= West Pier (play) =

1980s play by Bernard-Marie Koltès

West Pier (originally titled Quai ouest and known in German as Quay West) is a play by the French dramatist and writer Bernard-Marie Koltès written in 1983 and premiered in 1986. It was published in 1985. It represents, in one critic's view, "the poetry proper to the art of Koltès ... cold and pithy ... proceeding more from the wanderings of the characters than from their words".

A quote from Victor Hugo serves as one of several epitaphs to the text: "He stops to get his bearings. All of a sudden he looks at his feet. His feet have disappeared." (Il s'arrete pour s'orienter. Tout à coup, il regarde à ses pieds. Ses pieds ont disparu.). Others come from the Book of Genesis (6:13) and Burning Spear.

==Plot==
There are eight characters.
- Maurice Koch, 60 years old; Monique Pons, 42.
- Cécile, 60; her daughter Claire, 14; her husband Rodolfe, 58; and their son Charles, 28.
- A boy about 22 with the surname Fak.
- An unnamed man about 30, whom Charles calls Abad a few times.

The setting, a derelict warehouse in an abandoned section of a port city, is a kind of character as well, both space and non-space, empty but real. Plot, wrote one critic, "was never Koltès's strength", yet he essayed a brief summation: "a suicidal financial wizard and his girlfriend, a homeless Latin American family and two creepy opportunists engage in a hellish but often funny battle in which everyone is both predator and prey", concluding with "a couple of spectacular murders that seem so natural they are cathartic". Another offers this precis: "The action tells the story of Maurice Koch, a businessman who jumps into a river after parting from his secretary Monique Pons. He is pulled out by Charles, whose relatives hope to gain from the rescue. The plot is based on exchange and trafficking and plays on the apprehension of the other and of oneself."

The characters come from opposing worlds and never should have met. Their face-to-face encounter forces the conflicts of the modern world to the fore: immigration, social displacement, poverty, the right to dignity. The director is challenged to present this chance meeting "at the crossroads of trivial and poetic" and needs "actors-monsters" with "an exceptional physical and vocal presence" to deliver Koltes' "splendid text", often in the long monologues typical of Koltes.

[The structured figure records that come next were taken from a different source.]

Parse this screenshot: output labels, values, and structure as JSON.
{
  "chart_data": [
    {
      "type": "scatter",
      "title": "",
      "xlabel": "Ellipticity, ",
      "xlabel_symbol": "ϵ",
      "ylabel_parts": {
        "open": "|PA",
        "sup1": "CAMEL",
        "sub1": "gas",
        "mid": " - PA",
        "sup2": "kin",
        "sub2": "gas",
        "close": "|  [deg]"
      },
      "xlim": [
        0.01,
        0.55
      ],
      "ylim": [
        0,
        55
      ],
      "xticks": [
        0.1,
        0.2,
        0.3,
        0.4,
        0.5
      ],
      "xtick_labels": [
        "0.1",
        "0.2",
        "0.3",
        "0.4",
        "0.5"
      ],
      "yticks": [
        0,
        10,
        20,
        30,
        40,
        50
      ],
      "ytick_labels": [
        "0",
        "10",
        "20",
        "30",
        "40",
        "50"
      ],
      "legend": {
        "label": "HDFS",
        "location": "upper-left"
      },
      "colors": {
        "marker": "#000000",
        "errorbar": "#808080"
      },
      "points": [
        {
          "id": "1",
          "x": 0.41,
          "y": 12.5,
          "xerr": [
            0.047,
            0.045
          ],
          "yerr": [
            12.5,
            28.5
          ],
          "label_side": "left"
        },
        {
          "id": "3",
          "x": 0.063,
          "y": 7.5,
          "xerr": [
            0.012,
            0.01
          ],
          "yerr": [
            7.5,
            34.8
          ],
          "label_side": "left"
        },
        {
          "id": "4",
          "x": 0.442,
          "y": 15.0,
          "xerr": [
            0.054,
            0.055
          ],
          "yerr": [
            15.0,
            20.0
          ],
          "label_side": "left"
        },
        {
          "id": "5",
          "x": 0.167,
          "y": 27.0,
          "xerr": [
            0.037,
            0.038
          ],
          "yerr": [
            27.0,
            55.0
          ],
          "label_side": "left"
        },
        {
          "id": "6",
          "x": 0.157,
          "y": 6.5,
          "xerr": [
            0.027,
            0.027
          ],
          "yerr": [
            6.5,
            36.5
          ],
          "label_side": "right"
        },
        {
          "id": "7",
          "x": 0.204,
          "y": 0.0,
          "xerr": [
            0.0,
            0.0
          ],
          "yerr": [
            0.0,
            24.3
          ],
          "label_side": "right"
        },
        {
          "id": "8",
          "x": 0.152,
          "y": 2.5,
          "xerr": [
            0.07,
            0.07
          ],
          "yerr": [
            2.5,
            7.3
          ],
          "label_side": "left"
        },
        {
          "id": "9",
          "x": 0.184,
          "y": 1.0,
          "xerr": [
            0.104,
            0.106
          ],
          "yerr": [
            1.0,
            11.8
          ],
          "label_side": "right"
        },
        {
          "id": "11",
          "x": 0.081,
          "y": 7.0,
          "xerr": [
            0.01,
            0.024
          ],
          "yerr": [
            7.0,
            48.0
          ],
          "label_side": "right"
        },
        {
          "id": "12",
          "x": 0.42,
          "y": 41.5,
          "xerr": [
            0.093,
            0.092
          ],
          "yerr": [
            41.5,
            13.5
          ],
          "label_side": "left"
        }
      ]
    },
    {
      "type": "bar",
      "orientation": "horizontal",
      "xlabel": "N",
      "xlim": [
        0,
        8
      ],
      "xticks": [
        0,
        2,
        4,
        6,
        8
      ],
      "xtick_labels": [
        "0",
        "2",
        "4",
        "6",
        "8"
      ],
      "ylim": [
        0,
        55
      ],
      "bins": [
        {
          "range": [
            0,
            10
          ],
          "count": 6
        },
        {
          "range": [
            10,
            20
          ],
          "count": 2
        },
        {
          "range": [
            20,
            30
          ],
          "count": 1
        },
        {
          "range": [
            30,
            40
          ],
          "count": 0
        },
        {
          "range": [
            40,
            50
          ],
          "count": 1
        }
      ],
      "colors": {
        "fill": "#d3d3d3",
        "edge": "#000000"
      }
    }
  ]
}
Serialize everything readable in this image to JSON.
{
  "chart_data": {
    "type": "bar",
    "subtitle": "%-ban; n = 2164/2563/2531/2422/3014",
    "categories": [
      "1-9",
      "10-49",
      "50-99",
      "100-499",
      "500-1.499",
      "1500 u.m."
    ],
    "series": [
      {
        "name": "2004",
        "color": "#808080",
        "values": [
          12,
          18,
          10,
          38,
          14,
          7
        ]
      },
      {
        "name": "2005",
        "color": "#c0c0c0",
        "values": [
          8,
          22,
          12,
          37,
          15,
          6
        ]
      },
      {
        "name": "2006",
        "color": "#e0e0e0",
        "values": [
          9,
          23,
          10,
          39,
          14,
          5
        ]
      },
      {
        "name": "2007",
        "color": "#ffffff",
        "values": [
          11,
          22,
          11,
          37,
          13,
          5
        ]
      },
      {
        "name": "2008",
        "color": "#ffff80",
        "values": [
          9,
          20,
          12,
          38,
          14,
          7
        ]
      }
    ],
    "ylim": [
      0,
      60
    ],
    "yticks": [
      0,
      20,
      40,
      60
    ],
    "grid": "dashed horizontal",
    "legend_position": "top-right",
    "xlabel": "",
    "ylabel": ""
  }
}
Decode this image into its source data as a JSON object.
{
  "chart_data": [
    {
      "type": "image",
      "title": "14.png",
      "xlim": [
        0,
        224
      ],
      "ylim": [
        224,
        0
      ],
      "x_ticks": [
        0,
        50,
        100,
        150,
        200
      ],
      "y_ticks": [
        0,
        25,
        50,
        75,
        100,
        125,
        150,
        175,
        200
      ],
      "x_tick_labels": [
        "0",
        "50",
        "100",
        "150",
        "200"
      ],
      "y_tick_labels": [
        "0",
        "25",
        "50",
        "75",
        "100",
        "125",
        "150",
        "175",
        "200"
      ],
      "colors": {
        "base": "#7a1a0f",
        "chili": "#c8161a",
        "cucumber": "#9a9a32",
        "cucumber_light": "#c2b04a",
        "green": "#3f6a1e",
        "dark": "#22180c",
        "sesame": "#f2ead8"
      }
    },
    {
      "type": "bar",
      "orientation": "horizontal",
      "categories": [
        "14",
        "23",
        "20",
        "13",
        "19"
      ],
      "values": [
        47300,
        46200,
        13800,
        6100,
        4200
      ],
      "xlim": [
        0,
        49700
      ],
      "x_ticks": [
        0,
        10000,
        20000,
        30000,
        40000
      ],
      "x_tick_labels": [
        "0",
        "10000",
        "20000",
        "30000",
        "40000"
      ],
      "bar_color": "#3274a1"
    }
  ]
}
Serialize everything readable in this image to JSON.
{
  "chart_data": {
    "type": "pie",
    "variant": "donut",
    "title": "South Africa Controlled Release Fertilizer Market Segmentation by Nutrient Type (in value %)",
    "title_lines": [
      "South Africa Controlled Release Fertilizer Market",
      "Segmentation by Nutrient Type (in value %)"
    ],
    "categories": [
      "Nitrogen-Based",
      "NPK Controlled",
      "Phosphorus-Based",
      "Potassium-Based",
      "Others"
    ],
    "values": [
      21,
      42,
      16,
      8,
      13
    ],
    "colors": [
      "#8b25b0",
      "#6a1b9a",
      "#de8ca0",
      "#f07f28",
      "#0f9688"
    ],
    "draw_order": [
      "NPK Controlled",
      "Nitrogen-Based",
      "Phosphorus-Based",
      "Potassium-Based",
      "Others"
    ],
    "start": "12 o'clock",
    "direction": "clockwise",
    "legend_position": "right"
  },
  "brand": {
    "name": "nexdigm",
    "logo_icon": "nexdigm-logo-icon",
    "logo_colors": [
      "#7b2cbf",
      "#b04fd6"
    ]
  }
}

==Performances and reception==
The play premiered at the Publiekstheater in Amsterdam early in 1986. It was next mounted in a production directed by Patrice Chéreau at the Théâtre Nanterre-Amandiers from 24 April to 29 June 1986. The Nanterre cast included María Casarès, Jean-Marc Thibault, Jean-Paul Roussillon, Catherine Hiégel, and Isaach de Bankolé.

West Pier was one of four plays by Koltes presented in a tribute festival in New York City in 2003. Those involved produced new translations because, they said, "limp British translations have stymied interest" in Koltes' work. A positive review in The New York Times said that "The cast gives these characters the entrancing energy of subtle maniacs" in the course of "a mordant, violently physical exploration of lost people searching for connections", saved by Koltes' "aptitude for dramatic confrontation". It praised the new translation used in 2003: "Koltès now sounds like Dante speaking in the voice of Sam Shepard". It concluded: "How often can you sit through two hours, count them 30 minutes and lament that they've ended?" (Note: The translation by Marion Schoevaert and Theresa Weber was completed in 1996 and revised in 2003.)

== Adaptations ==
Composer Régis Campo adapted the play for his second opera Quai Ouest in 2013–2014. The work received its first performance on 27 September 2014 at the Opéra national du Rhin directed by Kristian Frédric during the festival Musica à Strasbourg. It was repeated during the 2014–2015 season in a German translation at the Staatstheater Nürnberg. The thirty-scene libretto for the opera was adapted from the play by Kristian Frédric et Florence Doublet. Carolyn Sittig produced the German version of the libretto based on a translation of the French libretto by Simon Werle. On the basis of this opera, Campo was nominated for the award of composer of the year at the Victoires de la musique classique for 2015.